I ask Stefano about the mountains of rubbish on the streets. He says that rubbish collection and landfill in Naples is controlled by Camorra, known as ‘the other Mafia’ of Italy. ‘If you really want to understand Naples, you have to read the book by Roberto Saviano, Gomorrah’.
Buying the book was the first thing I did next day, and reading it was a revelation.
Sunday, July 17, 2011
This morning I was the only passenger on the 8 a.m. ferry from Bellagio to Varenna, to get the train to Naples via Milan. The morning was cool, and too grey to tempt the tourists from their breakfasts.

The letters which I made in New York and used again in Krakow are with me, still packaged in two plastic carrier bags bought in Harlem.

I am leaving behind the peaceful haven of Bellagio with its ritual of working days and the long, conversational evenings which begin with drinks before dinner and end hours later. But I will only be away for six days.
I can’t wait.
Tuesday, July 5, 2011

I have given up being a conceptual artist on my Bellagio residency.

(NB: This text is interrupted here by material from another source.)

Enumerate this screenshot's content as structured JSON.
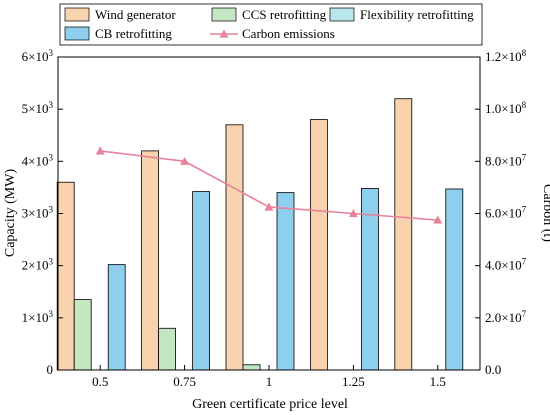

This beautiful little town clinging to the banks of Lake Como is too far removed from reality, a ferry ride to the nearest train station. Lake Como was once the highway of northern Italy, carrying traders, silk merchants, diplomats and scurrilous adventurers from one end of the lake to the other, but today the travelers are nearly all tourists, bent on buying a beautiful Missoni scarf before tucking into lunch at a waterfront café.
Yesterday I heard a loud English voice under my studio window, and opened the shutters to find a group of tourists gazing up at me.
So I climb up instead to the hill below the Villa, spreading a cloth to sit on, and setting out my watercolours. Ahead lies the difficult decision of wondering whether to attempt to paint the rapidly changing patterns of the ferry trails on the water, or whether to settle for the obligingly stationary olive and cypress trees.

The cicadas have struck up their summer song, the scent of wild thyme has been released as I settle myself, and I try to position my water jar so that not too many ants drown themselves today.

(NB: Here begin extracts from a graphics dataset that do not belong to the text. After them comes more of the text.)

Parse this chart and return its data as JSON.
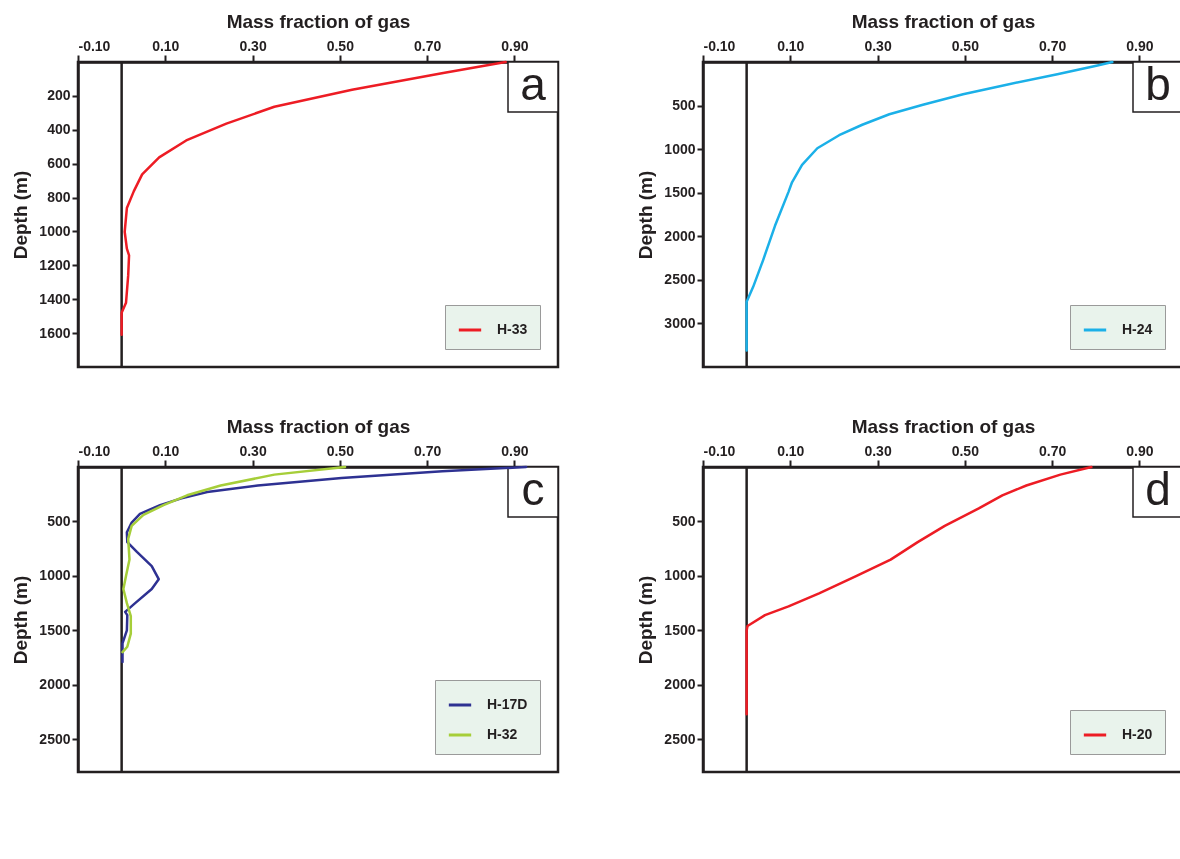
{
  "chart_data": [
    {
      "type": "line",
      "xlabel": "Mass fraction of gas",
      "ylabel": "Depth (m)",
      "annotations": [
        "a"
      ],
      "legend": "bottom right",
      "xlim": [
        -0.1,
        1.0
      ],
      "xticks": [
        {
          "value": -0.1,
          "label": "-0.10"
        },
        {
          "value": 0.1,
          "label": "0.10"
        },
        {
          "value": 0.3,
          "label": "0.30"
        },
        {
          "value": 0.5,
          "label": "0.50"
        },
        {
          "value": 0.7,
          "label": "0.70"
        },
        {
          "value": 0.9,
          "label": "0.90"
        }
      ],
      "ylim": [
        1800,
        0
      ],
      "yticks": [
        200,
        400,
        600,
        800,
        1000,
        1200,
        1400,
        1600
      ],
      "ref_lines": [
        {
          "axis": "x",
          "value": 0,
          "color": "#231f20"
        }
      ],
      "series": [
        {
          "name": "H-33",
          "color": "#ed1c24",
          "x": [
            0.88,
            0.737,
            0.528,
            0.35,
            0.24,
            0.148,
            0.086,
            0.047,
            0.028,
            0.012,
            0.007,
            0.012,
            0.017,
            0.015,
            0.01,
            0,
            0
          ],
          "values": [
            0,
            65,
            164,
            264,
            364,
            463,
            563,
            663,
            762,
            862,
            1002,
            1101,
            1141,
            1261,
            1421,
            1480,
            1610
          ]
        }
      ]
    },
    {
      "type": "line",
      "xlabel": "Mass fraction of gas",
      "ylabel": "Depth (m)",
      "annotations": [
        "b"
      ],
      "legend": "bottom right",
      "xlim": [
        -0.1,
        1.0
      ],
      "xticks": [
        {
          "value": -0.1,
          "label": "-0.10"
        },
        {
          "value": 0.1,
          "label": "0.10"
        },
        {
          "value": 0.3,
          "label": "0.30"
        },
        {
          "value": 0.5,
          "label": "0.50"
        },
        {
          "value": 0.7,
          "label": "0.70"
        },
        {
          "value": 0.9,
          "label": "0.90"
        }
      ],
      "ylim": [
        3500,
        0
      ],
      "yticks": [
        500,
        1000,
        1500,
        2000,
        2500,
        3000
      ],
      "ref_lines": [
        {
          "axis": "x",
          "value": 0,
          "color": "#231f20"
        }
      ],
      "series": [
        {
          "name": "H-24",
          "color": "#1bb0e8",
          "x": [
            0.838,
            0.804,
            0.712,
            0.596,
            0.496,
            0.404,
            0.327,
            0.265,
            0.212,
            0.162,
            0.127,
            0.104,
            0.096,
            0.065,
            0.038,
            0.015,
            0,
            0
          ],
          "values": [
            0,
            40,
            140,
            260,
            370,
            490,
            600,
            720,
            840,
            990,
            1180,
            1380,
            1490,
            1880,
            2270,
            2580,
            2750,
            3310
          ]
        }
      ]
    },
    {
      "type": "line",
      "xlabel": "Mass fraction of gas",
      "ylabel": "Depth (m)",
      "annotations": [
        "c"
      ],
      "legend": "bottom right",
      "xlim": [
        -0.1,
        1.0
      ],
      "xticks": [
        {
          "value": -0.1,
          "label": "-0.10"
        },
        {
          "value": 0.1,
          "label": "0.10"
        },
        {
          "value": 0.3,
          "label": "0.30"
        },
        {
          "value": 0.5,
          "label": "0.50"
        },
        {
          "value": 0.7,
          "label": "0.70"
        },
        {
          "value": 0.9,
          "label": "0.90"
        }
      ],
      "ylim": [
        2800,
        0
      ],
      "yticks": [
        500,
        1000,
        1500,
        2000,
        2500
      ],
      "ref_lines": [
        {
          "axis": "x",
          "value": 0,
          "color": "#231f20"
        }
      ],
      "series": [
        {
          "name": "H-17D",
          "color": "#2e3192",
          "x": [
            0.927,
            0.735,
            0.504,
            0.312,
            0.196,
            0.135,
            0.088,
            0.042,
            0.023,
            0.012,
            0.013,
            0.035,
            0.069,
            0.085,
            0.069,
            0.031,
            0.008,
            0.013,
            0.012,
            0.002,
            0.002
          ],
          "values": [
            0,
            40,
            100,
            170,
            230,
            290,
            350,
            430,
            510,
            600,
            690,
            780,
            910,
            1030,
            1120,
            1250,
            1330,
            1360,
            1500,
            1620,
            1790
          ]
        },
        {
          "name": "H-32",
          "color": "#a6ce39",
          "x": [
            0.512,
            0.35,
            0.227,
            0.15,
            0.096,
            0.05,
            0.023,
            0.015,
            0.018,
            0.01,
            0.004,
            0.012,
            0.021,
            0.021,
            0.013,
            0.002
          ],
          "values": [
            0,
            70,
            170,
            260,
            350,
            440,
            540,
            660,
            850,
            1000,
            1120,
            1250,
            1370,
            1530,
            1650,
            1700
          ]
        }
      ]
    },
    {
      "type": "line",
      "xlabel": "Mass fraction of gas",
      "ylabel": "Depth (m)",
      "annotations": [
        "d"
      ],
      "legend": "bottom right",
      "xlim": [
        -0.1,
        1.0
      ],
      "xticks": [
        {
          "value": -0.1,
          "label": "-0.10"
        },
        {
          "value": 0.1,
          "label": "0.10"
        },
        {
          "value": 0.3,
          "label": "0.30"
        },
        {
          "value": 0.5,
          "label": "0.50"
        },
        {
          "value": 0.7,
          "label": "0.70"
        },
        {
          "value": 0.9,
          "label": "0.90"
        }
      ],
      "ylim": [
        2800,
        0
      ],
      "yticks": [
        500,
        1000,
        1500,
        2000,
        2500
      ],
      "ref_lines": [
        {
          "axis": "x",
          "value": 0,
          "color": "#231f20"
        }
      ],
      "series": [
        {
          "name": "H-20",
          "color": "#ed1c24",
          "x": [
            0.79,
            0.719,
            0.641,
            0.586,
            0.532,
            0.454,
            0.392,
            0.33,
            0.252,
            0.166,
            0.096,
            0.042,
            0.002,
            0,
            0
          ],
          "values": [
            0,
            70,
            170,
            260,
            380,
            540,
            690,
            850,
            1000,
            1160,
            1280,
            1360,
            1460,
            1500,
            2270
          ]
        }
      ]
    }
  ]
}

Later, I will lunch off the delicious saturnine peaches that have the shape of squashed doughnuts, and go swimming at the edge of the lake.

Thursday, June 30, 2011
I’m back in Bellagio, Italy after a week in New York for a colloquium organized by Judy Hecker, prints curator at MoMA around the ‘Impressions: Prints from South Africa’ show currently up on the second floor of the museum. Co organizers were the Clark Institute, with Natasha Becker, ex of Cape Town, taking a leading role
With the topic on the table the curating of contemporary African art, a number of interesting issues came up, including the ongoing debate about the pigeonholing of artists into national contexts. Alisa LeGamma of the Metropolitan Museum talked of the need to skew African artists out of the context of African art into more of a global context, and American artist Willie Cole responded by asking what museum departments would do when all the regional departments were blurred into one.
MoMA director Glenn Lowry suggested that perhaps the term ‘global’ is no longer really useful, and maybe what is needed is to uncouple ‘global’ from ‘modernism’ and ‘modernity’.
In between sessions, it was great to wander round MoMA, but the really incredible museum experience this week, was the Alexander McQueen show at the Met, Every artist could learn from studying his complete mastery of technique, materials and concept, and the way in which he could turn a historical reference into something new and brilliant. It was simply astonishing.